Uma frase de Mandelbrot, escrita logo no primeiro parágrafo do seu livro, ficou famosa por conter uma espécie de slogan da nova geometria que se propunha: "Nuvens não são esferas, montanhas não são cones, linhas costeiras não são círculos, cascas de árvores não são suaves nem o raio se propaga em linha reta". A contraposição proposital às colocações de Galileu fica clara. Para se introduzir idéias científicas novas e revolucionárias, o aspecto de convencimento dos leitores, propagandístico diríamos, é também importante. Isso pode ser visto, por exemplo, em várias afirmações de Galileu e nos escritos de Mandelbrot. Nessas ocasiões são feitas afirmações peremptórias, que posteriormente podem vir a ser consideradas como exageradas, mas que fazem parte do jogo da ciência, uma atividade humana e socialmente condicionada.
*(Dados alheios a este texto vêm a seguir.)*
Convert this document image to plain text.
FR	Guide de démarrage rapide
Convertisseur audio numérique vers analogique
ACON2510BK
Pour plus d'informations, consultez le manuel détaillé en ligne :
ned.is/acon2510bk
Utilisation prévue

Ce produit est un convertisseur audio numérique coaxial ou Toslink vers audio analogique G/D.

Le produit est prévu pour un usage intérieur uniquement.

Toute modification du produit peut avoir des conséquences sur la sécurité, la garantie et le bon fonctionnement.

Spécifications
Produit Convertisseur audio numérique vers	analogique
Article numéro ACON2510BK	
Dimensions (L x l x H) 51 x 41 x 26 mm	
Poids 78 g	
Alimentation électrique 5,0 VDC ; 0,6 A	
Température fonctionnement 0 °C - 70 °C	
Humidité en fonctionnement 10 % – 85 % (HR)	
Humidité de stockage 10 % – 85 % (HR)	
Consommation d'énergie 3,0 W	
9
Nos modelos matemáticos construídos, ao longo dos últimos séculos, para a descrição de fenômenos físicos e no uso tecnológico, especialmente nas máquinas, predominaram sempre as formas regulares: a reta, o círculo (roda), a esfera, o cilindro, o triângulo, a elipse, a parábola e outras curvas similares. As funções diferenciáveis (redutíveis à reta na vizinhança do ponto) passaram a ser o ponto básico de partida para qualquer modelo dinâmico na física e na matemática aplicadas. Sua utilidade é inquestionável; mas seriam realmente as formas mais adequadas para melhor descrever todas as inúmeras formas naturais, inclusive as mais irregulares e multifacetadas? Com essa pergunta e essa visão, externada por Perrin e Mandelbrot, entre outros (ver o Apêndice para um sumário dos trabalhos pioneiros sobre estruturas fractais), a idéia dos fractais começa a surgir...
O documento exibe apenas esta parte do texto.